Demir adamların 226 km'lik yolu

Onlar gibi olmanız için, kilometrelerce yüzmeniz, bisiklete binmeniz ve koşmanız gerekiyor. Hiç ara vermeden…

Google Haberlere Abone ol

DUVAR- Dünyanın bir gün içinde yapılan en zor yarışlarından sayılan Ironman’a (demir adam) katılmak için gerçekten demir gibi olmak gerekiyor. Tüm parkurları en geç 17 saat içinde tamamladığınızda bu unvanı kazanıyorsunuz. İnsanüstü bir performans, inanılmaz bir kondisyon ve olağanüstü bir disiplin…

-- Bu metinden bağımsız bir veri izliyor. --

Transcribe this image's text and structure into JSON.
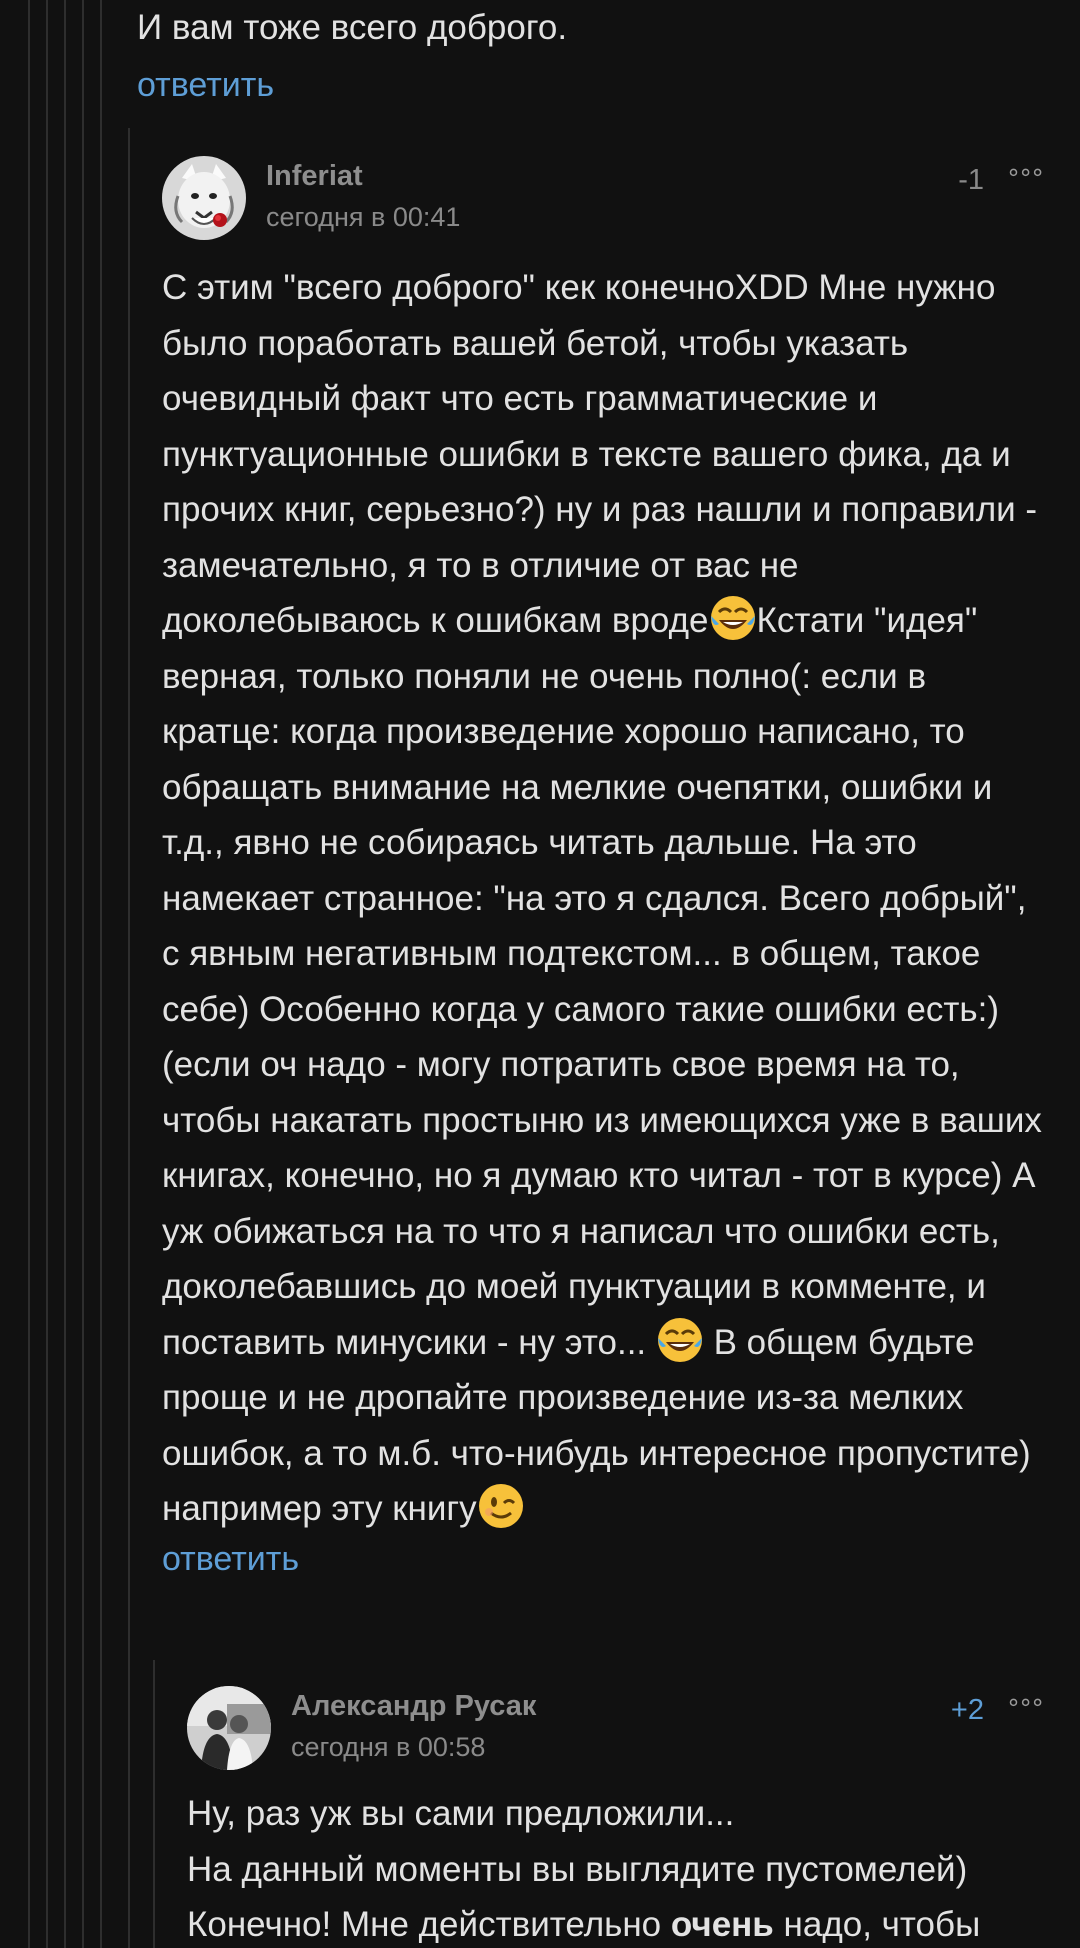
{
  "top_comment_tail": {
    "text": "И вам тоже всего доброго.",
    "reply_label": "ответить"
  },
  "comments": [
    {
      "author": "Inferiat",
      "time": "сегодня в 00:41",
      "rating": "-1",
      "rating_color": "#8a8a8a",
      "more_label": "∘∘∘",
      "body_parts": [
        "С этим \"всего доброго\" кек конечноXDD Мне нужно было поработать вашей бетой, чтобы указать очевидный факт что есть грамматические и пунктуационные ошибки в тексте вашего фика, да и прочих книг, серьезно?) ну и раз нашли и поправили - замечательно, я то в отличие от вас не доколебываюсь к ошибкам вроде",
        "Кстати \"идея\" верная, только поняли не очень полно(: если в кратце: когда произведение хорошо написано, то обращать внимание на мелкие очепятки, ошибки и т.д., явно не собираясь читать дальше. На это намекает странное:  \"на это я сдался. Всего добрый\", с явным негативным подтекстом... в общем, такое себе) Особенно когда у самого такие ошибки есть:) (если оч надо - могу потратить свое время на то, чтобы накатать простыню из имеющихся уже в ваших книгах, конечно, но я думаю кто читал - тот в курсе) А уж обижаться на то что я написал что ошибки есть, доколебавшись до моей пунктуации в комменте, и поставить минусики - ну это... ",
        " В общем будьте проще и не дропайте произведение из-за мелких ошибок, а то м.б. что-нибудь интересное пропустите) например эту книгу"
      ],
      "emojis": [
        "face-with-tears-of-joy-icon",
        "face-with-tears-of-joy-icon",
        "winking-face-icon"
      ],
      "reply_label": "ответить"
    },
    {
      "author": "Александр Русак",
      "time": "сегодня в 00:58",
      "rating": "+2",
      "rating_color": "#5e9ed6",
      "more_label": "∘∘∘",
      "body_line1": "Ну, раз уж вы сами предложили...",
      "body_line2": "На данный моменты вы выглядите пустомелей)",
      "body_line3_pre": "Конечно! Мне действительно ",
      "body_line3_bold": "очень",
      "body_line3_post": " надо, чтобы"
    }
  ],
  "colors": {
    "background": "#111111",
    "text": "#e2e2e2",
    "link": "#5e9ed6",
    "muted": "#8a8a8a",
    "thread_line": "#2e2e2e"
  }
}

Dünyada bu kadar popüler olmasına rağmen ülkemizde bunu başarabilenlerin sayısı fazla değil. Bu yıl yapılan ‘yarı Ironman’de yaş kategorisinde 1’inci olan ‘Demir Adam’ Sitemkar Bolsoy ile bu sporun inceliklerini konuştuk.

Sizi tanıyalım önce, kimsiniz?

İsmim Sitemkar, 1976 Adana doğumluyum. Bolsoy İnşaat Lojistik A.Ş. Yönetim Kurulu Başkanıyım.

‘Ironman Türkiye’ ayağında yaş gurubu kategorisinde birinci geldiniz. Ironman için, dünyanın en zor yarışlarından biri diyorlar; biraz açalım mı? 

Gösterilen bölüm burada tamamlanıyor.